Il volo fu spaventoso. Si sentiva il male aumentare durante la discesa, come una specie di esalazione mortale. La folle discesa della velocità aumentava sempre di più. L'Araldo ebbe il tempo, durante la lunga discesa, di osservare i suoi compagni. Alcuni erano leggermente verdognoli, come le due figlie di Atena e Vitani, mentre Anna, Alec e Keyana erano entusiasti, e strillavano come se fossero sulle montagne russe. Charlotte non era proprio tranquillo, ma forse era a causa della luce sempre più fievole. Invece la figlia di Thanatos era impassibile, anche se sembrava preoccupata. Alyssa era quella messa peggio. La lontananza dal mare e dall'acqua sembrava averla svuotata di ogni energia. Era pallida e smunta. Invece Rabella, che si era ripresa dallo sforzo del viaggio nell'ombra, sembrava addirittura allegra. Certo, di sicuro non sarebbe stato come quando andava da Ade, ma era pur sempre un luogo dove le anime andavano dopo la morte. Era già più simile ha dove stava suo padre. In effetti aveva un certo feeling con Angel. Quando era arrivata era l'unica ospite fissa alla casa 13, e Angel, che in fondo era figlia della morte, si era avvicinata, trattandola un po come se fosse una sorellina. Lei era l'unica a sapere della maledizione, a parte Chirone, e l'unica che potesse maneggiare Soul, il serpente argentato, senza che lui si innervosisse. Si accorse che Jack la stava osservando. Non era da tutti perdersi nei propri pensieri mentre si precipitava all'inferno. Caddero per oltre dieci minuti, poi una familiare sensazione di rallentamento li colpì, frenandoli poco prima di atterrare. L'atterraggio non fu terribile, ma i momenti dopo si. Per prima cosa la temperatura era terribile. Faceva freddo. Un freddo terribile. Erano in una landa desolata e congelata, con molti cadaveri immersi in varie posizioni nel ghiaccio, e in lontananza brillava di luce rossa la città di Dite, pronta a essere presa d'assalto dai ragazzi. Fuoco e ghiaccio convivevano per far provare hai peccatori tutto il dolore di questo ed altri mille mondi. Si misero in cammino, difendendosi gli occhi e il volto dal vento gelido che sferzava la pianura. 

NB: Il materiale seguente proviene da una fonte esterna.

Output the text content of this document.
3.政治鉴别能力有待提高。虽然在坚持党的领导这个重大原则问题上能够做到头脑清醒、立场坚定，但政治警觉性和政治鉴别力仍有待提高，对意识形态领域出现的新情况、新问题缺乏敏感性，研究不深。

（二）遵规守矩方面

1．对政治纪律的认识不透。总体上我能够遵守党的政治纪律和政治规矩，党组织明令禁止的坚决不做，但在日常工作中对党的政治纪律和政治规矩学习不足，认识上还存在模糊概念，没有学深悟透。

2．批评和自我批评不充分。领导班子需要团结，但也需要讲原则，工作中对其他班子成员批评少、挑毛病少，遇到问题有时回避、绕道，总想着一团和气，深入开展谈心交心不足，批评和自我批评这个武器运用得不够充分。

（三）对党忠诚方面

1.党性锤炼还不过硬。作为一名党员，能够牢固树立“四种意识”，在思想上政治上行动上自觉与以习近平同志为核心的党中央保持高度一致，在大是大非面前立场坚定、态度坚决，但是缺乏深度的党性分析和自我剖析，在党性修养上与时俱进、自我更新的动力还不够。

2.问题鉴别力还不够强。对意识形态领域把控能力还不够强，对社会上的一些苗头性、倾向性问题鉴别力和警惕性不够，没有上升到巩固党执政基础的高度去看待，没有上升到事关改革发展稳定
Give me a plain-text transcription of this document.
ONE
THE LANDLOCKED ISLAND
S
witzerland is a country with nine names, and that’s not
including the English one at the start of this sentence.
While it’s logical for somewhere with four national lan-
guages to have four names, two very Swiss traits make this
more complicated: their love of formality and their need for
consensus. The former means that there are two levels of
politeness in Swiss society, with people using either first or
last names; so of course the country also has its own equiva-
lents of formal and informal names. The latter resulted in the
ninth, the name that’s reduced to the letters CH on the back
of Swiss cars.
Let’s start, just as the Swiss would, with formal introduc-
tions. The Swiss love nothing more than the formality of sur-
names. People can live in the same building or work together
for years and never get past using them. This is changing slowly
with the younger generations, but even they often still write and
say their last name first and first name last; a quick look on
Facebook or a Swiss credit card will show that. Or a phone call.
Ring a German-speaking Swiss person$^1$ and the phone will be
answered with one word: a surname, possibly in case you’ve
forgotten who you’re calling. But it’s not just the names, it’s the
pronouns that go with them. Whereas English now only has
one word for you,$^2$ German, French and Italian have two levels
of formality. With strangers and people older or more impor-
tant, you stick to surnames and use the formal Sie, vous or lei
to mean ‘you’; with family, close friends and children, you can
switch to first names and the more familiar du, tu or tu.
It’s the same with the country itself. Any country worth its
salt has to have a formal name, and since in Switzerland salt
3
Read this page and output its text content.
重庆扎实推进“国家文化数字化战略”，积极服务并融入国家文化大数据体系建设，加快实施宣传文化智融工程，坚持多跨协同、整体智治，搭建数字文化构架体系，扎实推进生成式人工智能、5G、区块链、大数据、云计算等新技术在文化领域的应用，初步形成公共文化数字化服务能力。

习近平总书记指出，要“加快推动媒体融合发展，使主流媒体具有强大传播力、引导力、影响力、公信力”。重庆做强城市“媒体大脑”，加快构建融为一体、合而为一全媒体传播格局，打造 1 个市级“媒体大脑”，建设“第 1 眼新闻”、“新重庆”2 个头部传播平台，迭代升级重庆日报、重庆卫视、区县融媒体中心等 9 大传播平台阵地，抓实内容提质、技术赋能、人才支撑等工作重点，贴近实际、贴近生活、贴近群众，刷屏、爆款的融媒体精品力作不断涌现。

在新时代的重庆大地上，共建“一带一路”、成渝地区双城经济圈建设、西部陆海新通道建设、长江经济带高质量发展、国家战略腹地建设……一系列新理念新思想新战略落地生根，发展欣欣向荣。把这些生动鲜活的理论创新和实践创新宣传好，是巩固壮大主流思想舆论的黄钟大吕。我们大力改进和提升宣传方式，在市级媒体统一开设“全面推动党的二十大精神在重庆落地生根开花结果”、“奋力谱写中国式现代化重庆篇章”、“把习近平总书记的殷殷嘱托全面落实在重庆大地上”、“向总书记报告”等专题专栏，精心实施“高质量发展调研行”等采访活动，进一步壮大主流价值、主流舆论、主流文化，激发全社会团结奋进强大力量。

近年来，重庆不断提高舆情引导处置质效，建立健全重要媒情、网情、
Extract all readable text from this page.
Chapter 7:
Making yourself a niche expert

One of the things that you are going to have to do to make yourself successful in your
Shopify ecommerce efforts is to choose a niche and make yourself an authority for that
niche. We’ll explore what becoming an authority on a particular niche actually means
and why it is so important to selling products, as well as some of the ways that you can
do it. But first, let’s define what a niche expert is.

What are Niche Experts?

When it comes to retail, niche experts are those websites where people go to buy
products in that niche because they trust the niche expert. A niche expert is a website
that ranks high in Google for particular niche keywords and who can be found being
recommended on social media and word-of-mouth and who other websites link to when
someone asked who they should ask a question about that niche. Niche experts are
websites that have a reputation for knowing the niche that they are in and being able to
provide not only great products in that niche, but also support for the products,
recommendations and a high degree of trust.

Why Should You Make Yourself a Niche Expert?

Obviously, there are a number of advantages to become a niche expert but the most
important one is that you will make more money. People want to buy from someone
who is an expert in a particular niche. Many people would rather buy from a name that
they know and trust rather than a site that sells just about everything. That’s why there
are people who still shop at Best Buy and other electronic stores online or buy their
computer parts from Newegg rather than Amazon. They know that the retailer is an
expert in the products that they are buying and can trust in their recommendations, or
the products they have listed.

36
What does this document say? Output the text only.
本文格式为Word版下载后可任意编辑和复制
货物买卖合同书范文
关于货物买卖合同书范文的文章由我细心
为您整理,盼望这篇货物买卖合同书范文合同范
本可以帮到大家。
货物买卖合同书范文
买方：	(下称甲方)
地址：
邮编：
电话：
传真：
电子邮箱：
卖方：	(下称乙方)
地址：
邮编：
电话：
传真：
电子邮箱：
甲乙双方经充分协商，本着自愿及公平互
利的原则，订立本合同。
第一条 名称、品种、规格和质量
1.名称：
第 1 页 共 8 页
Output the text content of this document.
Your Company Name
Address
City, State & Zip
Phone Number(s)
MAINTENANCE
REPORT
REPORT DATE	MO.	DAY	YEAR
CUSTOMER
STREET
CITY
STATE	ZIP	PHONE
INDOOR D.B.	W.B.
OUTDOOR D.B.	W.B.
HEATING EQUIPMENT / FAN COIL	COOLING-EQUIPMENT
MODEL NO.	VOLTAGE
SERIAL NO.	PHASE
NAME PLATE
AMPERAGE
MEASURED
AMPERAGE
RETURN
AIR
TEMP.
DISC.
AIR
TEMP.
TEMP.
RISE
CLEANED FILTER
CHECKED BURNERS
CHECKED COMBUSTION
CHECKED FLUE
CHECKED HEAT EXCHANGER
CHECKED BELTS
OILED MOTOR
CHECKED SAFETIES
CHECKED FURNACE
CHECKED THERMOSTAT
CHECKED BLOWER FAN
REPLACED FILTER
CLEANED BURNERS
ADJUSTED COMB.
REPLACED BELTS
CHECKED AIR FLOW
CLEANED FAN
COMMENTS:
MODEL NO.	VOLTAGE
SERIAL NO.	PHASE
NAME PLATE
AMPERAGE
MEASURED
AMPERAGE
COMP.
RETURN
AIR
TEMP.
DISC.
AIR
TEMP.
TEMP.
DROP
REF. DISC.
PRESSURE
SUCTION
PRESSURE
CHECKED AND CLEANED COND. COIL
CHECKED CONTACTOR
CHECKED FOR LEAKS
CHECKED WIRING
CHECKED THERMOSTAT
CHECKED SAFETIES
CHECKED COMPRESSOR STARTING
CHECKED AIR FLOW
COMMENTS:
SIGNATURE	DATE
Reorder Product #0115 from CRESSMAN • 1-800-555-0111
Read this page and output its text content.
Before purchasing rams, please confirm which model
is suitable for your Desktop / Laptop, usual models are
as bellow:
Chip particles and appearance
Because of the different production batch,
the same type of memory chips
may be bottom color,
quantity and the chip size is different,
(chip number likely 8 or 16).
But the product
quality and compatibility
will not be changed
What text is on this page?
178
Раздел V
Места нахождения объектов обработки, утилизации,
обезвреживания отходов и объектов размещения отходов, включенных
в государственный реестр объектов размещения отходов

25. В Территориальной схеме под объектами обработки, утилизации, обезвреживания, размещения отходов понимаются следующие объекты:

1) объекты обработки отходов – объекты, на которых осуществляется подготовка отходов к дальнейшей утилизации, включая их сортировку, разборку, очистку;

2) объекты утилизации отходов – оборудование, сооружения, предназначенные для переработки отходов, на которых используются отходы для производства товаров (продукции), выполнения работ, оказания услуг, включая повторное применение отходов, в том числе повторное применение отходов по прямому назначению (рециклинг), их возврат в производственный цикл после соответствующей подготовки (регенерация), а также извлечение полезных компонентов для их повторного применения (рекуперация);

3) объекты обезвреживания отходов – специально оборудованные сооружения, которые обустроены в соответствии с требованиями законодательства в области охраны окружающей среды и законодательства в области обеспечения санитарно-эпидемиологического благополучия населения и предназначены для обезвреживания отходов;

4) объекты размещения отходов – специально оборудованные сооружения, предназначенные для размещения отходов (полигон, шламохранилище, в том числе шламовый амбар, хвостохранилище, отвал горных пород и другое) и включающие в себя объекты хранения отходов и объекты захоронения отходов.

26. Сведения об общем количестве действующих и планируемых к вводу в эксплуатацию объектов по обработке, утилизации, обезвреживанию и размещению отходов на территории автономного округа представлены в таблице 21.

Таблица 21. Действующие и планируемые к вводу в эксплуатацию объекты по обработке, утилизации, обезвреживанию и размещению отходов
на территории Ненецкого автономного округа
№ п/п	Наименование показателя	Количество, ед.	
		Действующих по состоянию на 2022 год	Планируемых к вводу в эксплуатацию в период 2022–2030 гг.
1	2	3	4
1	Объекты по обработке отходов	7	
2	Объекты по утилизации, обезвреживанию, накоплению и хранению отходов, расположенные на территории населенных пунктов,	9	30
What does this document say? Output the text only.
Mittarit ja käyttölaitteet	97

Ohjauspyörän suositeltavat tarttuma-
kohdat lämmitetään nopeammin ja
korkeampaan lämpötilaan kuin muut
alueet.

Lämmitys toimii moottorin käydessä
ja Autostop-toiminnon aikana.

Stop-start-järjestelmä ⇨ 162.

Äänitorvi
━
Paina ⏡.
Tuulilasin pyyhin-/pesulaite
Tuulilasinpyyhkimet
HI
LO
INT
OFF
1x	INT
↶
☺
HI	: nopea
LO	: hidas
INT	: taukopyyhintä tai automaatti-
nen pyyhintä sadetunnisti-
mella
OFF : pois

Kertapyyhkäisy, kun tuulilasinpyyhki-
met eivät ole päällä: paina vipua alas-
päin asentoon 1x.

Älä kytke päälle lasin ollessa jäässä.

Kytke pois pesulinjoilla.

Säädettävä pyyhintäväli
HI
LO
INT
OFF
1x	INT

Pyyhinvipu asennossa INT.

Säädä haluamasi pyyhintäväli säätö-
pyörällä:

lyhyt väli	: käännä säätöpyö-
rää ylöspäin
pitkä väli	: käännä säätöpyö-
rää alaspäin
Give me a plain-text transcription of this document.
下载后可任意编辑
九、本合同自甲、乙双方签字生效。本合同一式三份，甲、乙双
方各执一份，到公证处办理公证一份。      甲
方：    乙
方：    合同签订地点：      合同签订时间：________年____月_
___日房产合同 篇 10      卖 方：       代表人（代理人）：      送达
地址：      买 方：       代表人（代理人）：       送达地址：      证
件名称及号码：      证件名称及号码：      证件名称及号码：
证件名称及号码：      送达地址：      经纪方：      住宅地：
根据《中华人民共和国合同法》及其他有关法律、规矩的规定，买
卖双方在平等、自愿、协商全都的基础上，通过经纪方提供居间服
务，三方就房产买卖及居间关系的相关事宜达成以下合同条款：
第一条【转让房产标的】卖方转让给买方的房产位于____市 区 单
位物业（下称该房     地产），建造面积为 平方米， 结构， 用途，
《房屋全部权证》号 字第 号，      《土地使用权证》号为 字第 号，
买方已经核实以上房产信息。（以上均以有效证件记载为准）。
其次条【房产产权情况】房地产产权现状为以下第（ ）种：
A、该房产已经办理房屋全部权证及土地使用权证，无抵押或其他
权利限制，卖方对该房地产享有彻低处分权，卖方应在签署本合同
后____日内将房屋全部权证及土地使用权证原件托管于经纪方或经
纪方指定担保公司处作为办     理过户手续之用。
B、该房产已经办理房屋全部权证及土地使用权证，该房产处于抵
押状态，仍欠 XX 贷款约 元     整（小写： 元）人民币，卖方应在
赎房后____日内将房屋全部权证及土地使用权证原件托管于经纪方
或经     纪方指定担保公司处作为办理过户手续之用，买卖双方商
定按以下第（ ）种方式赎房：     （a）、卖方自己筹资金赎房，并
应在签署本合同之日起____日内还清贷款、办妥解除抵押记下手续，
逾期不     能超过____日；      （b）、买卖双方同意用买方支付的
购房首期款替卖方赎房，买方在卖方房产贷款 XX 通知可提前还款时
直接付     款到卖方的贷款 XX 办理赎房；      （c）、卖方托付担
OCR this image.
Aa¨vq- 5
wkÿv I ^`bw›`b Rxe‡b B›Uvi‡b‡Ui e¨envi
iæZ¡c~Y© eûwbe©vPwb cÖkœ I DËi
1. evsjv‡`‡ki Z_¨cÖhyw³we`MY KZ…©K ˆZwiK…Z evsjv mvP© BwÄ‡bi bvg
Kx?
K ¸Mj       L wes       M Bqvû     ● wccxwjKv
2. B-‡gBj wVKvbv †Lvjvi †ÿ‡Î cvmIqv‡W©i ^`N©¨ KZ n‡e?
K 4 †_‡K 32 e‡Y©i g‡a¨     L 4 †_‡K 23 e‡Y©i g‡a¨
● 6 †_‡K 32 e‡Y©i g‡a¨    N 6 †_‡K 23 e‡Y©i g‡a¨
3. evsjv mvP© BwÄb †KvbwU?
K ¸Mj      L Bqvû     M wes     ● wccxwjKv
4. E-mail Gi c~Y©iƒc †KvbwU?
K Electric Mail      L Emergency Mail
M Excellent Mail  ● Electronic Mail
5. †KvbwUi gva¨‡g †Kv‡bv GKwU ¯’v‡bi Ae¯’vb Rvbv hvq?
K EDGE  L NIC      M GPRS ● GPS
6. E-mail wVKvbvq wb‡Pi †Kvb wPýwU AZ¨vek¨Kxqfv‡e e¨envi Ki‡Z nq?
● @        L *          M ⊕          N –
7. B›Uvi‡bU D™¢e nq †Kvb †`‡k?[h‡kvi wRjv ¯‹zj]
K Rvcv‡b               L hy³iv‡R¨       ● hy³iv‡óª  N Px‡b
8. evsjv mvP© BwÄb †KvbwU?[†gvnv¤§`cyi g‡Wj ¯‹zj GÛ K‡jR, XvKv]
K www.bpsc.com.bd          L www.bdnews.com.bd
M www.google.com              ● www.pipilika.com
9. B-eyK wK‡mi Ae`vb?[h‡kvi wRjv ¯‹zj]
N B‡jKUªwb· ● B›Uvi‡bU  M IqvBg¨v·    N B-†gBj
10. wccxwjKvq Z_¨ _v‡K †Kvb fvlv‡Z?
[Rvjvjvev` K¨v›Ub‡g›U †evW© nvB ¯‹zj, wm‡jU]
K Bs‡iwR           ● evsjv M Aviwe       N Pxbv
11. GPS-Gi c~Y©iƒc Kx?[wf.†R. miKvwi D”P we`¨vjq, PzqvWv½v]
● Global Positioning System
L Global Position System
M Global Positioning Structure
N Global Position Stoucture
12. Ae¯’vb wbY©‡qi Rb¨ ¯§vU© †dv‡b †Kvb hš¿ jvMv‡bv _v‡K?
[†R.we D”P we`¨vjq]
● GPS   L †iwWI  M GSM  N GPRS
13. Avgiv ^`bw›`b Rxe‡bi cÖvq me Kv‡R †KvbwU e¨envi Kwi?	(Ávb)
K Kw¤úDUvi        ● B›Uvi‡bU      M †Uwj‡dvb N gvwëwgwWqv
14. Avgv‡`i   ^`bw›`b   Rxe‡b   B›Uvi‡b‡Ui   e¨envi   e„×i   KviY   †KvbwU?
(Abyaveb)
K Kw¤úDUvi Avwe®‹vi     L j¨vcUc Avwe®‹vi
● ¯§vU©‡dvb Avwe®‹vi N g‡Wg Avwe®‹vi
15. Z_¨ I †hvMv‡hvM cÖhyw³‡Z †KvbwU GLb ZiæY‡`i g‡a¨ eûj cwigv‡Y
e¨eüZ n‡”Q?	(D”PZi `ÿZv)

Il vento freddo pungeva le membra dei ragazzi, e intorpidiva loro i sensi. Anche Jack sembrava affaticato, come se una strana forza avesse appannato il suo sguardo. Era preoccupato, non gli era mai capitato di sentirsi così. Se avesse avuto i sensi al massimo come al solito avrebbe sentito lo scricchiolio del ghiaccio dietro di loro. E si sarebbe accorto dei leggeri lamenti che venivano soffocati dal vento. E, forse, non avrebbe mai incontrato Miranda.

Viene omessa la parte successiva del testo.